Que faudrait-il faire pour prévenir cette pollution?

Il faudrait distribuer des cendriers de poche dans tous les bureaux de tabac et surtout mettre des cendriers dans toutes les zones fumeurs. La loi à ce sujet n’est pas respectée, notamment en bas des immeubles ou des bureaux. Nous, nous demandons seulement un geste citoyen simple, de ne pas jeter ses mégots par terre.

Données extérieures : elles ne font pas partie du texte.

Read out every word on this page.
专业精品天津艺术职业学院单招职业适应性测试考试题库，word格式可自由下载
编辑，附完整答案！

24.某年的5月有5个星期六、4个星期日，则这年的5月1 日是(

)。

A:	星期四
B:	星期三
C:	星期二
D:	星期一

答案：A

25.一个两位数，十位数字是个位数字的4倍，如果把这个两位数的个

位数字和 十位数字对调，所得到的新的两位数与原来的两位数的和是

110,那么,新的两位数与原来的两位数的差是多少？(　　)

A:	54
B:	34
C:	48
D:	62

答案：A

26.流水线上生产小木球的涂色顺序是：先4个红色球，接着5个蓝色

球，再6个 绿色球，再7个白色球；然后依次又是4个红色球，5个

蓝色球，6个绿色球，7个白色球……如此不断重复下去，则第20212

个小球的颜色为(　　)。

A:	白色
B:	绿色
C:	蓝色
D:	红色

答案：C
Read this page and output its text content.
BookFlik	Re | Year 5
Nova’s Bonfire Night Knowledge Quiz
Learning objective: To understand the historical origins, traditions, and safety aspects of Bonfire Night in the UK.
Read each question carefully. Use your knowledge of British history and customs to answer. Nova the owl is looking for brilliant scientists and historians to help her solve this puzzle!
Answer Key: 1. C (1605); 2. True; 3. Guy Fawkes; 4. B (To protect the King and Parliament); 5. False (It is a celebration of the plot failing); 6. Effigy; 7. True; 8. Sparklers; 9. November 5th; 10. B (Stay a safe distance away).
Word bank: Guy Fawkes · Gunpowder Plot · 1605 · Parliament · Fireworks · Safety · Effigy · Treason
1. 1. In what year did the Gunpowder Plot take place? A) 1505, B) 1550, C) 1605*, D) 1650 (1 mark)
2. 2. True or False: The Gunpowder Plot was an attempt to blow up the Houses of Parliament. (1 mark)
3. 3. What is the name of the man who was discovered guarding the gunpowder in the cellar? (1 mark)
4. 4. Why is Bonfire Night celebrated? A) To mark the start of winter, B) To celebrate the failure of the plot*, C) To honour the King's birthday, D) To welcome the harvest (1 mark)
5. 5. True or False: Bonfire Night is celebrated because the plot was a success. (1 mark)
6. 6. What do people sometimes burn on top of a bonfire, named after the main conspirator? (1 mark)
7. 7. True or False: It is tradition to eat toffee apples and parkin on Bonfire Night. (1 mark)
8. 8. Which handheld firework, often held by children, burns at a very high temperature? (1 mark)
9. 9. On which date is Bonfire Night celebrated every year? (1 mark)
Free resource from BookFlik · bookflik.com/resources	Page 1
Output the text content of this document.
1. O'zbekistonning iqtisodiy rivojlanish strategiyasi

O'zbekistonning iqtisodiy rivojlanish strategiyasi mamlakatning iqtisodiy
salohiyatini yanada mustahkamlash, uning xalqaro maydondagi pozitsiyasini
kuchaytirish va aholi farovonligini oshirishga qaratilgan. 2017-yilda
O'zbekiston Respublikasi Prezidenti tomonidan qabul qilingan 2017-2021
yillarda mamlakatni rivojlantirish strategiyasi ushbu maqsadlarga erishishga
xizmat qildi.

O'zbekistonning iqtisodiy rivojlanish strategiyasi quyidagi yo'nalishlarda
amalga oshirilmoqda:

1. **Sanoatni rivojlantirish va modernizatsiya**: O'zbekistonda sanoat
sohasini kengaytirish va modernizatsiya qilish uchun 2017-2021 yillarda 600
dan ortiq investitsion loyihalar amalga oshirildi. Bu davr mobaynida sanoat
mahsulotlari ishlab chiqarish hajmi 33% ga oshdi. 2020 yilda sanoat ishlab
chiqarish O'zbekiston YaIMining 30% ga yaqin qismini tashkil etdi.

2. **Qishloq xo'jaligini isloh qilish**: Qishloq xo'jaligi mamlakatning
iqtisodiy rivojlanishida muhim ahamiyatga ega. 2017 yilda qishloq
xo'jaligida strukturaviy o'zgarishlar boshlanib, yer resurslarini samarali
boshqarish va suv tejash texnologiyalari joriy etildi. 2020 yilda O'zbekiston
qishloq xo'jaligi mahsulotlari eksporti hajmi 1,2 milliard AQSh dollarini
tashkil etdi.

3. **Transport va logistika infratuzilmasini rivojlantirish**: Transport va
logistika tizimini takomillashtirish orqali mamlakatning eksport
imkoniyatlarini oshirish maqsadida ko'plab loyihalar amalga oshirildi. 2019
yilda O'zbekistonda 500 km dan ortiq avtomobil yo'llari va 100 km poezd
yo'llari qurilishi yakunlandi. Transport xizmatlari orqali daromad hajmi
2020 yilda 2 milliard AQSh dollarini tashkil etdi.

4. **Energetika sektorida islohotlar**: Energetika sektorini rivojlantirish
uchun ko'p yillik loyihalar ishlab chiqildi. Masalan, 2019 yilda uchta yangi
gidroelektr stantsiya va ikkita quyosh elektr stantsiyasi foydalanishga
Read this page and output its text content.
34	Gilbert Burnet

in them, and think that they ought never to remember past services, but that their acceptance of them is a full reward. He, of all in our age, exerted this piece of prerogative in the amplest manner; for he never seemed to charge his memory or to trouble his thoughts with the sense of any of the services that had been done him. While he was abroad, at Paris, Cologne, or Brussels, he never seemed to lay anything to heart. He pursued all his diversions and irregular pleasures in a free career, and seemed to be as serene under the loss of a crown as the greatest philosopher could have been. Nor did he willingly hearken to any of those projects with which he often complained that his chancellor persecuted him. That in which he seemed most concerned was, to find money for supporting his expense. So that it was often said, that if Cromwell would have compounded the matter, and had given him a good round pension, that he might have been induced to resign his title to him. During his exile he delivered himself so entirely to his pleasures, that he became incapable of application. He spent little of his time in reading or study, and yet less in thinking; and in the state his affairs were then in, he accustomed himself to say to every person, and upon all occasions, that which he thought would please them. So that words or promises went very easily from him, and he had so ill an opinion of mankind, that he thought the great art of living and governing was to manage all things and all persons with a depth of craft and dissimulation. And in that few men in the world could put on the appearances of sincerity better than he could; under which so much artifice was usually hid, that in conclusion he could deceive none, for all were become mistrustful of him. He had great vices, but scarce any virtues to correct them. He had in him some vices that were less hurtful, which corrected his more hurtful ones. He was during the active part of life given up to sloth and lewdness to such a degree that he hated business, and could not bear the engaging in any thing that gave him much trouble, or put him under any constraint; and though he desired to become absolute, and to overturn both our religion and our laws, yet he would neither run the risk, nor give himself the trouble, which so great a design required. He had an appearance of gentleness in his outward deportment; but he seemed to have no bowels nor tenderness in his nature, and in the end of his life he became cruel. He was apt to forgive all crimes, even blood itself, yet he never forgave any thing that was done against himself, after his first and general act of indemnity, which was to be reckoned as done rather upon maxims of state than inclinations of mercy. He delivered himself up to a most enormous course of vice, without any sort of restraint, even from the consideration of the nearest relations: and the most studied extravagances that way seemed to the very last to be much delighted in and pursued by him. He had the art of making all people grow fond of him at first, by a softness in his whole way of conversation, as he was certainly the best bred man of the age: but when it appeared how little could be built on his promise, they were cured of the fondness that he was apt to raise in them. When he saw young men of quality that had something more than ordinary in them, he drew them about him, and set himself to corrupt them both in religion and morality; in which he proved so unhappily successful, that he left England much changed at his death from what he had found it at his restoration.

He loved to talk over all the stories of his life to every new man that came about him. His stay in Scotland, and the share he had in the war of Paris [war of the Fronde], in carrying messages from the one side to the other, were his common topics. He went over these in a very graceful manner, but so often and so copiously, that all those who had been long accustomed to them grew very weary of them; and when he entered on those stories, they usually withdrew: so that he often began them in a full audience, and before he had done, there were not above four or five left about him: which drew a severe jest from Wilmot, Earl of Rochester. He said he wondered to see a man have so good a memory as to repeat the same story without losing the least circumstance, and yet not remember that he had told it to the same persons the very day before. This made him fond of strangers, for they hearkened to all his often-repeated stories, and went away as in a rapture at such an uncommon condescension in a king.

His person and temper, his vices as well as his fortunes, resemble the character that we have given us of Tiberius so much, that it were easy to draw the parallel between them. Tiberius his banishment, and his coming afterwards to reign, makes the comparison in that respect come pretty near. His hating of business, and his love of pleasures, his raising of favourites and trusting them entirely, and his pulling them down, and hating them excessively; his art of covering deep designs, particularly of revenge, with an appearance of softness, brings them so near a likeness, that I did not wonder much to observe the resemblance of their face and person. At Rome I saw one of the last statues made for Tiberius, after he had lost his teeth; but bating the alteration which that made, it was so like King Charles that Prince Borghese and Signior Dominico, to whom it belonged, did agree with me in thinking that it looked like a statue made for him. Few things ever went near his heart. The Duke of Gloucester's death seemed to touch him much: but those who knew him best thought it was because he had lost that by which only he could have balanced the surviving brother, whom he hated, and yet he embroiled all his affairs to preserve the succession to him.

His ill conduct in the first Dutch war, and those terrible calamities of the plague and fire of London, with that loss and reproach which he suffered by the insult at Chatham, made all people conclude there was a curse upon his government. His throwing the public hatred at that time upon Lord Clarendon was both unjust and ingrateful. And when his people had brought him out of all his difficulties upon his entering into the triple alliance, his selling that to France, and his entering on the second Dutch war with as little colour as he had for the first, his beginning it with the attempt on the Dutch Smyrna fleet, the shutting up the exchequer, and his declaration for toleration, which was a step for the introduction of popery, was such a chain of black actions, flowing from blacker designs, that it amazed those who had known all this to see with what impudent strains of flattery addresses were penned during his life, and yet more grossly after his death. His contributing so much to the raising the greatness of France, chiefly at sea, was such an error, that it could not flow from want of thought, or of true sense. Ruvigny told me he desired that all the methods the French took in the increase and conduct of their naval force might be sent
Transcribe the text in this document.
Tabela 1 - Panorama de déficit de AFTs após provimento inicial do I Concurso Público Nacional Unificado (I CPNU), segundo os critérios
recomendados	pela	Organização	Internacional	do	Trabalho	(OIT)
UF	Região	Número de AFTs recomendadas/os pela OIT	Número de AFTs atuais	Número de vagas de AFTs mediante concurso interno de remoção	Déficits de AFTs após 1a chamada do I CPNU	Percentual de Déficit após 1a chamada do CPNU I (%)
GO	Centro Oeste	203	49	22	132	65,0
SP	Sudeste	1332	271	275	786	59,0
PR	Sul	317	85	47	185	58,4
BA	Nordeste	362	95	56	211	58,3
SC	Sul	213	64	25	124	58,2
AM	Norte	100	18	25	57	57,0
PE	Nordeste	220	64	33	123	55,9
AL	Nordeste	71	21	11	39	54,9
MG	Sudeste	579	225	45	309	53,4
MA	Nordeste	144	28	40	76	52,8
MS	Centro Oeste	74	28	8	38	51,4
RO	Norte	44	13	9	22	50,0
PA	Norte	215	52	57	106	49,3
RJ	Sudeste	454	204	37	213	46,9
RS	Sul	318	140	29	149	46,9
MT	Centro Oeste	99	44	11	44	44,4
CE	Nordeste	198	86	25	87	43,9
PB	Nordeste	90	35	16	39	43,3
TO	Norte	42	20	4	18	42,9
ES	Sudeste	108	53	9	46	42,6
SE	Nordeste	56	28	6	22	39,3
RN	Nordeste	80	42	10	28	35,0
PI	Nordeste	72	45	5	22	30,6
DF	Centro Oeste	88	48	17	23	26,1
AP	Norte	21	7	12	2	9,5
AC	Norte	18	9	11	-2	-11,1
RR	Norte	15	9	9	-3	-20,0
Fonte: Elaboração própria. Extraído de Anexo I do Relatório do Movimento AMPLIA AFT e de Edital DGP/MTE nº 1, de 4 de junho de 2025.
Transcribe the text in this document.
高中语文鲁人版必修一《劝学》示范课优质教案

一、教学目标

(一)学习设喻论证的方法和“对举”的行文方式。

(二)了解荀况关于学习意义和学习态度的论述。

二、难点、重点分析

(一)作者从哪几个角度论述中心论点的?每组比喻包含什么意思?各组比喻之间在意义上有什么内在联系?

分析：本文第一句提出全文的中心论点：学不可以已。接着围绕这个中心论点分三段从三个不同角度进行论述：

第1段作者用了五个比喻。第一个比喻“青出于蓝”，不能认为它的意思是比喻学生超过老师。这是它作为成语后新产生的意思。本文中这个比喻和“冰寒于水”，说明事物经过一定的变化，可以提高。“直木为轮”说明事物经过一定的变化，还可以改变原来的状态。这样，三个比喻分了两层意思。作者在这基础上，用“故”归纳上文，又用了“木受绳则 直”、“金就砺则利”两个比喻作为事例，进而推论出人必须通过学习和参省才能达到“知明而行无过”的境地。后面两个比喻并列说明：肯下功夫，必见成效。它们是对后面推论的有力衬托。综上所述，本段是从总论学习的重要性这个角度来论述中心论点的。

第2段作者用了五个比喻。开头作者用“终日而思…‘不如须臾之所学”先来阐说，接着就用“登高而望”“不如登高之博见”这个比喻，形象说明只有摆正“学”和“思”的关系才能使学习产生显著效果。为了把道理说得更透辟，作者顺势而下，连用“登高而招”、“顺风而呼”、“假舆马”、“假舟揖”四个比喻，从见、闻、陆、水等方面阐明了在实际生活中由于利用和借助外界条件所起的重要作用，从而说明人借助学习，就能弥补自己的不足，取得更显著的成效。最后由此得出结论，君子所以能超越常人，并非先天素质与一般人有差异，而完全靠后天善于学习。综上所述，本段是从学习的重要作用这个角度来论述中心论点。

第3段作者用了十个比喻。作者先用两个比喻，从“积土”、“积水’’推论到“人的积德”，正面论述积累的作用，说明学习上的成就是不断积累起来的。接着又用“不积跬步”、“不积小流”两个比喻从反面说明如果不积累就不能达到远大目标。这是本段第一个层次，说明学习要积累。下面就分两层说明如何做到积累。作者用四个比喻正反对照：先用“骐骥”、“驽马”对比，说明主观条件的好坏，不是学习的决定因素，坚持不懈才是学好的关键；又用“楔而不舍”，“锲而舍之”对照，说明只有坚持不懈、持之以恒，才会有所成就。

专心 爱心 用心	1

Cela peut paraître léger, mais dire: «On ne jette pas dans la nature», ça s’applique aussi bien aux mégots qu’aux déchets nucléaires.

Comment se concrétise la campagne «Jette pas ton mégot, deviens un héros»?

Cette campagne a été lancée lors du dernier festival du Vent à Calvi, à la fin 2010. Elle va s’étendre sur une année où 3.000 cendriers de poche seront distribués. Il y aura une action spécifique pour les plages, via les offices de tourisme qui distribueront des cendriers, notamment en Corse.

Comment pourrez-vous mesurer la réussite de la campagne?

On s’en apercevra en regardant les trottoirs ou en interrogeant la voirie et les centres de retraitement des eaux. Nous avons testé les cendriers de poche au festival du Vent et ça a marché: alors qu’on passait des journées entières à ramasser les mégots, cette année on n’en avait quasiment plus par terre.